Fully connected neural layer

In the previous sections, we established the fundamental logic of organizing and operating a neural network. Now we are moving on to its specific content. We begin the construction of actual working elements — neural layers and their constituent neurons. We will start with constructing a fully connected neural layer.

It was precisely the fully connected neural layers that formed the Perceptron, created by Frank Rosenblatt in 1957. In this architecture, each neuron of the layer has connections with all neurons of the previous layer. Each link has its own weight factor. The figure below shows a perceptron with two hidden fully connected layers. The output neuron can also be represented as a fully connected layer with one neuron. Almost always, at the output of a neural network, we will use at least one fully connected layer.

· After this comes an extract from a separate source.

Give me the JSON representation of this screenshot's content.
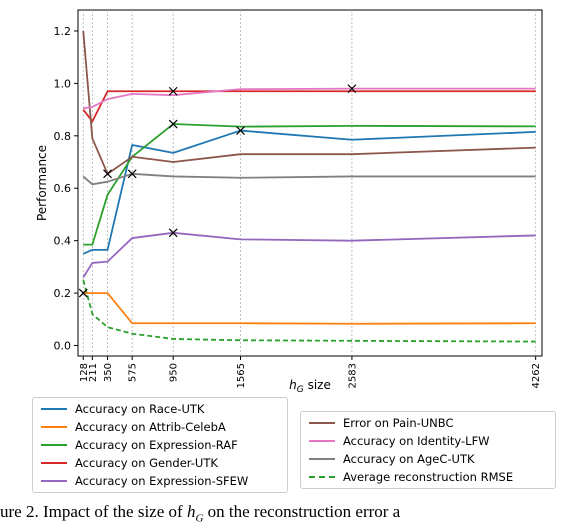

It can be said that each neuron assesses the overall picture of the input vector and responds to the emergence of a certain pattern. Through the adjustment of various weights, a model is constructed in which each neuron responds to its specific pattern in the input signal. It is this property that makes it possible to use a fully connected neural layer at the output of classifier models.

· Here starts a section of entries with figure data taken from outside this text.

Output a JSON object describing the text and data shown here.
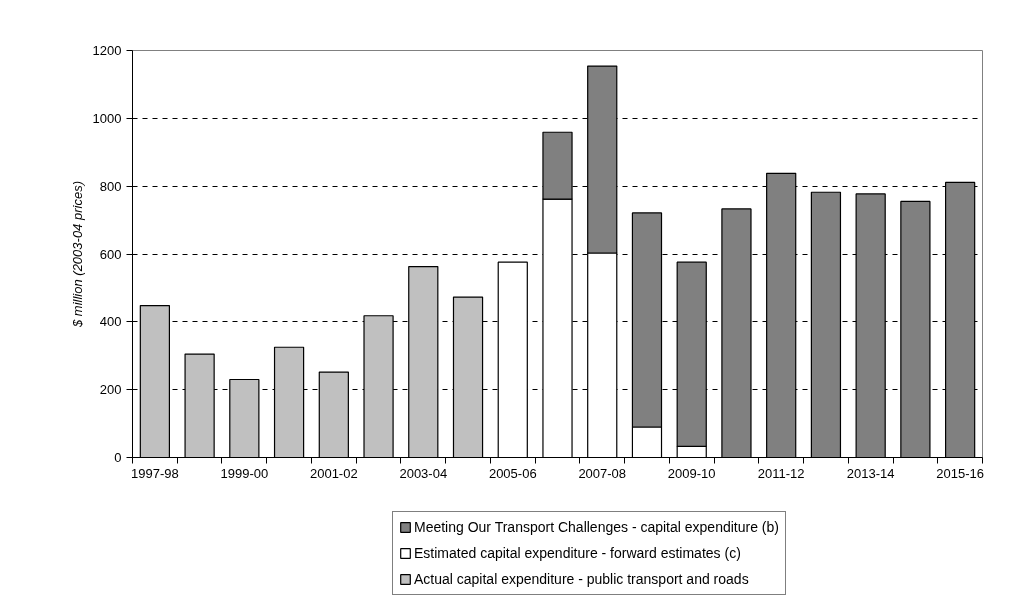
{
  "chart_data": {
    "type": "bar",
    "stacked": true,
    "ylabel": "$ million (2003-04 prices)",
    "categories": [
      "1997-98",
      null,
      "1999-00",
      null,
      "2001-02",
      null,
      "2003-04",
      null,
      "2005-06",
      null,
      "2007-08",
      null,
      "2009-10",
      null,
      "2011-12",
      null,
      "2013-14",
      null,
      "2015-16"
    ],
    "series": [
      {
        "name": "Actual capital expenditure - public transport and roads",
        "color": "#c0c0c0",
        "values": [
          448,
          305,
          230,
          325,
          252,
          418,
          563,
          473,
          null,
          null,
          null,
          null,
          null,
          null,
          null,
          null,
          null,
          null,
          null
        ]
      },
      {
        "name": "Estimated capital expenditure - forward estimates (c)",
        "color": "#ffffff",
        "values": [
          null,
          null,
          null,
          null,
          null,
          null,
          null,
          null,
          576,
          762,
          603,
          90,
          33,
          null,
          null,
          null,
          null,
          null,
          null
        ]
      },
      {
        "name": "Meeting Our Transport Challenges - capital expenditure (b)",
        "color": "#808080",
        "values": [
          null,
          null,
          null,
          null,
          null,
          null,
          null,
          null,
          null,
          197,
          551,
          631,
          543,
          733,
          838,
          782,
          777,
          755,
          811
        ]
      }
    ],
    "ylim": [
      0,
      1200
    ],
    "yticks": [
      0,
      200,
      400,
      600,
      800,
      1000,
      1200
    ],
    "grid": "y",
    "legend": "bottom"
  }
}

Perceptron has two hidden fully connected layers.

Perceptron has two hidden fully connected layers.

If we consider a fully connected neural layer from the perspective of vector mathematics, in the framework of which the input values vector represents a certain point in the N-dimensional space (where N is the number of elements in the input vector), then each neuron builds a projection of this point on its own vector. In this case, the activation function decides whether to transmit the signal further, or not.

Here, it's important to pay attention to the displacement of the obtained projection relative to the origin of the coordinates. While the activation function is designed to make decisions within a strict range of input data, this displacement is, for us, a systematic error. To compensate for this bias, an additional constant called bias is introduced on each neuron. In practice, this constant is tuned during the training process along with the weights. For this, another element with a constant value of 1 is added to the input signal vector, and the selected weight for this element will play the role of bias.